Tuesday, 18 March 2014

Why were there no phone calls?


An Indonesian National Search and Rescue Agency boat searches around the northern tip of Sumatra for the missing Malaysia Airlines flight 370 on Monday.


An Indonesian National Search and Rescue Agency boat searches around the northern tip of Sumatra for the missing Malaysia Airlines flight 370 on Monday.






  • Malaysia Airlines says there's no evidence of phone contact from Flight 370

  • Telecom experts say plane may have been flying too high or fast for passengers to make calls

  • "Technically it is possible" that cell towers in Malaysia or Thailand could have registered a signal from phones




(CNN) -- It's a popular question on social media: Why didn't passengers on board the missing Malaysia Airlines Flight 370 make mobile calls?

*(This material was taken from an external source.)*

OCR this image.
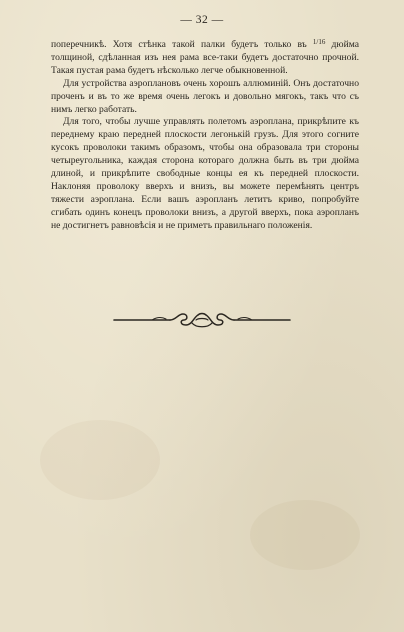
— 32 —

поперечникѣ. Хотя стѣнка такой палки будетъ только въ $^{1/16}$ дюйма толщиной, сдѣланная изъ нея рама все-таки будетъ достаточно прочной. Такая пустая рама будетъ нѣсколько легче обыкновенной.

Для устройства аэроплановъ очень хорошъ аллюминій. Онъ достаточно проченъ и въ то же время очень легокъ и довольно мягокъ, такъ что съ нимъ легко работать.

Для того, чтобы лучше управлять полетомъ аэроплана, прикрѣпите къ переднему краю передней плоскости легонькій грузъ. Для этого согните кусокъ проволоки такимъ образомъ, чтобы она образовала три стороны четыреугольника, каждая сторона котораго должна быть въ три дюйма длиной, и прикрѣпите свободные концы ея къ передней плоскости. Наклоняя проволоку вверхъ и внизъ, вы можете перемѣнять центръ тяжести аэроплана. Если вашъ аэропланъ летитъ криво, попробуйте сгибать одинъ конецъ проволоки внизъ, а другой вверхъ, пока аэропланъ не достигнетъ равновѣсія и не приметъ правильнаго положенія.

Many recall that when United Flight 93 was hijacked on September 11, 2001, passengers were able to make two cell phone calls during the flight's final moments. Several other calls were made using airphones.


If metadata was detected from cell phones on Flight 370, surely it would shed more light on the missing plane's flight path?


The plane may have been flying too high or too fast to register with cell towers, according to telecoms experts, but careful analysis of the passengers' cell phone records will need to be completed to be certain.


"So far, we have not had any evidence of any telephone company of any member trying to contact," said Malaysia Airlines CEO Ahmad Jauhari Yahya at a news conference on Monday.


"But anyway, we are still checking. There are millions of records to process. It is being done as part of the investigation."


Was the plane too high?


According to radar analysis, the plane is believed to have been flying as high as 45,000 feet and as low as 23,000 feet.


But even this lower altitude is too high to register with mobile towers, experts say.


"If you look at the data in this case, the altitude at which the planes were traveling is too high," Vincent Lau, wireless communications specialist and professor at the Hong Kong University of Science and Technology's Department of Electronic and Computer Engineering, told CNN.


"Even on the ground it wouldn't be easy to pick up from that distance, and if you are flying it's even more difficult because at those angles you are only picking up what we call leakage from the side loops of the antennas, which are substantially weaker than the signals from the main loops of the base stations."


While business class seats on the aircraft are known to have been equipped with phones that worked via satellite, it would be easy to strike down that system from inside the plane, said Lau.


Reports on Monday that the plane flew as low as 5,000 feet or less over mountainous terrain -- possibly in order to evade radar detection -- haven't been confirmed.


"In terms of the altitude it would have to be no higher than around 10,000 feet. Anything higher ... would be problematic," according to Bill Rojas, director of telecom research at IDC Asia Pacific.


Unlike in urban areas, where cell phone antennae are typically pointed down toward the ground, cell towers in rural areas are up to 30-45 meters high and are often pointed at an angle meant to cover wider distances.


So if you're up in the sky, you can receive the signal as well, Rojas said.


"If the airplane were flying over northern Malaysia or southern Thailand -- basically the rural area -- then it's very possible that a cell tower could register the signal from the phones, assuming they were on," said Rojas.


"Technically it is possible."


Retrieving the data


If smartphones had been on and registered with a cell tower, the records would be relatively easy to retrieve.


"The registrations would typically be logged and depending on the operator they will be kept for hours, days or months," said Rojas.


The telecom expert said that he'd place particular focus on the phone numbers of passengers from Thailand or Malaysia.


"I would assume that the authorities are checking with the mobile operators by comparing known passenger cell numbers to see if there were any pings or attempted or successful network registrations in northern Malaysia or southern Thailand or possibly even Indonesia," said Rojas. "Any passenger who had roaming capabilities or a local Malaysian number -- if the plane were over Malaysia -- could in theory have been registered on the network if their phone was on.


"If a passenger does not have international roaming then their access would be rejected by the network and for a period of time that metadata might be stored by the network."


If the metadata records were erased automatically after a few days or a few hours, could they be retrieved?


"Each mobile operator will have its own guidelines for the duration of metadata storage and would not normally be made public for obvious national security and law enforcement reasons."


Rojas said as far as speed was concerned, the aircraft would need to have been flying at speeds below 250 kilometers per hour (155 mph) in order for passengers to make or receive calls.


Passengers on high-speed trains in Japan and other countries can make calls via 3G networks at speeds of up to 240 kilometers per hour, but cell towers aren't able to register a signal beyond those speeds, Rojas said.